Ab wann bin ich eine Feministin?

Mich beschäftigt (schon seit geraumer Zeit) die Rolle der Frau in der deutschen Gesellschaft. Das geht einher mit selbst erfahrener Diskriminierung und wird aktuell zum Praxismodul (in your face!) als werdende “Eltern”.

Was Feminismus ist, weiß ich nicht. Ich will mit Genderdebatten nichts zu tun haben, denn ich bin da fachlich nicht versiert. Aber muss ich das sein? Ab wann wird brancheninterner Soziolekt (also der Sprachgebrauch einer bestimmten sozialen Gruppe) zum Ausschlußkriterium anderer? Kann ich mich gegen sexistischen Kackscheiß wehren, auch wenn ich nicht weiß, daß es ein Szenebegriff der Femi-Tanten ist?

Ich sage mal spontan ja. Und ich könnte Euch ein paar unschöne Dinge mit sogenannten Fach-Frauen oder von “Berufs-wegen-Feministinnen” erzählen. Doch ich… [muss hier Selbstzensur üben, da ich sonst ein Klage riskiere, weil ich öffentliche Einrichtungen und deren Angestellten angreifen würde.]

Diskriminierung? Aber bitte! Nehmen wir ein neutrales Thema – mein Blog. Hier herrsche ich seit satten 7 Jahre, hatte ein Facebook Account als Facebook erst und nur in den USA gestartet waren, habe ale erste diverse Firmenkontakte gehabt, denen ich erklären musste was ein Blog ist, habe ein Buch über das Thema geschrieben und auch mal definiert, was ein Blog ist (gut, Wissenschaft halt!) und… Ja, und?

Trotz objektiver Qualität wird niemanden einfallen, mich ernstzunehmen*. Genauso wie die Leserschaft eines Blogs, das sich mit Beauty beschäftigt – es sei denn als Marketing-Melkkuh, fürchte ich.
Denn wir sind Frauen, die uns mit einem scheinbar trivialen Thema beschäftigen. Fachlich versiert ist man erst, wenn man in bestimmten Sphären agiert – nicht wenn man es ist. Und vor allem – nicht mit einem Beauty-Blog im Hintergrund. Alles, nur kein frauenspezifisches Thema bitte schön!

Doch Diskriminierung im Alltag ist nicht, wenn Mann Frau an die *** fasst, um eine Fachfrau aus einem freundschaftlichen Gespräch zu zitieren.

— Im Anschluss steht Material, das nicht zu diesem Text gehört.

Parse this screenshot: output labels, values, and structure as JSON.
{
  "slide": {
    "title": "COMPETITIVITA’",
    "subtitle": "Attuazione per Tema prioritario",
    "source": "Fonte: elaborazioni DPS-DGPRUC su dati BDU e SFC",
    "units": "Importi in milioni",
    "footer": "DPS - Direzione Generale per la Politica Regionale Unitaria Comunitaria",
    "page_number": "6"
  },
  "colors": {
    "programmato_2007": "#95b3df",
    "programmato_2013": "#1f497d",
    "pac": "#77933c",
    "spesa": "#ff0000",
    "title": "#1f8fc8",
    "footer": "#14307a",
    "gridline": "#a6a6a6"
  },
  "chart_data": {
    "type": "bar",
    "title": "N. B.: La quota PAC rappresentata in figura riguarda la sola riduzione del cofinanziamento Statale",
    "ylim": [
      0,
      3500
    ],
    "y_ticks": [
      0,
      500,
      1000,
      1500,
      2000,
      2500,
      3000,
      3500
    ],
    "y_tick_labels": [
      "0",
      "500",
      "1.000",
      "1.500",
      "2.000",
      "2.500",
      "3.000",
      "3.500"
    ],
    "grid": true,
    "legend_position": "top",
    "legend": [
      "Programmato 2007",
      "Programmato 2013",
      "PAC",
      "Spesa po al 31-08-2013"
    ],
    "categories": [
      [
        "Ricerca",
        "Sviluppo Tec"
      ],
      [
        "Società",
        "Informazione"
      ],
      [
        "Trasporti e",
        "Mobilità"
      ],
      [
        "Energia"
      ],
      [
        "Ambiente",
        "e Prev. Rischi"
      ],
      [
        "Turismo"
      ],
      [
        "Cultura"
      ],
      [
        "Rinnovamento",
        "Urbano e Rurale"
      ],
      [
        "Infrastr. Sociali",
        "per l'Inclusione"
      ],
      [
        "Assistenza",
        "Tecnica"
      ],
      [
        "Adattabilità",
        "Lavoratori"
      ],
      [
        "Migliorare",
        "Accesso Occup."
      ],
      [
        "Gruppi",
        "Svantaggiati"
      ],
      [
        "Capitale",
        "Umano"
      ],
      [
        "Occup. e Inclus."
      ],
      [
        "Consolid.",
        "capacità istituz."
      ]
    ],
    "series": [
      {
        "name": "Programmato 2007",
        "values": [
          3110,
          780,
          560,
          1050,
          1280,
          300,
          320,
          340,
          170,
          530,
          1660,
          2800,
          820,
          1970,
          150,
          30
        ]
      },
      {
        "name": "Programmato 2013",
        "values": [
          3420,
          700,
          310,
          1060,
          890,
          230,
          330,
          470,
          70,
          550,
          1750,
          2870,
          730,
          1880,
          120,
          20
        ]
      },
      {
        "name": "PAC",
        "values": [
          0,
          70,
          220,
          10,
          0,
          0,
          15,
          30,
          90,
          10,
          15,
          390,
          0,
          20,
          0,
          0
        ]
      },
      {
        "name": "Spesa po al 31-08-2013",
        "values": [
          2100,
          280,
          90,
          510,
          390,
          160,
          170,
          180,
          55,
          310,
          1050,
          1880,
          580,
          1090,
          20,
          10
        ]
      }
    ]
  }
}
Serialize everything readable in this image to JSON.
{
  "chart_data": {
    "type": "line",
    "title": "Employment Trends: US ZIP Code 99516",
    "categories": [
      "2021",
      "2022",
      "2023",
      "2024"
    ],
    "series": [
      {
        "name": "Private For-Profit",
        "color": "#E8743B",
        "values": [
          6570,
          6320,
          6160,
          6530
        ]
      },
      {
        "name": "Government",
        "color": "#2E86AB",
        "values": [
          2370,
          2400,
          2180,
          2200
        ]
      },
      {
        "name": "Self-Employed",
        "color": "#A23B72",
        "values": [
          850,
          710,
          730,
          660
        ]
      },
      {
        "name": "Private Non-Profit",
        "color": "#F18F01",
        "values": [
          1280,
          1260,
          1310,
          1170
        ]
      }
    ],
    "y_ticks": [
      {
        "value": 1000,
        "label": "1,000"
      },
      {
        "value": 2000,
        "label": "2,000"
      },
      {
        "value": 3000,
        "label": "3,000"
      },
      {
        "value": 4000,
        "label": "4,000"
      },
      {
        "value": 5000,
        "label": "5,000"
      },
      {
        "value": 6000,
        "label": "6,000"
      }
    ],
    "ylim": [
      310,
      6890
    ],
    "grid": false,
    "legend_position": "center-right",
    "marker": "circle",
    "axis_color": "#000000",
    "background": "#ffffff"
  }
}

Angefangen bei Bürogröße bis hin zum Gehalt, jeden Tag in der gottverfickten Werbung (Skoda – achtet mal drauf! dabei sind angeblichlaut Studien die Frauen diejenigen, die über den Autokauf entscheiden) und jeden Tag selbst in ach so aufgeklärten politischen Sendungen – wir haben uns an etwas gewöhnt, was so nicht richtig ist. Und schlagen leider häufig zu wütend, zu blind und zu effektlos zurück.

Ich weiß nicht was Feminismus ist, und ich habe mittlerweile gelernt dass auch frau im Alltag gerne diskriminiert – es ist unser Los als Mensch uns durch einen Mix aus Schubladendenken, Vorurteilen, und neuen Erfahrungen Erkenntnissen zu bewegen. Zu einem Mann Schwanzträger zu sagen ist sicher häufig berechtigt, und auch junge Männer können sexistisch und konservativ sein. Doch ich treffe immer häufiger auf den emanzipierten Mann, und korrigiere daher diesen Ausdruck.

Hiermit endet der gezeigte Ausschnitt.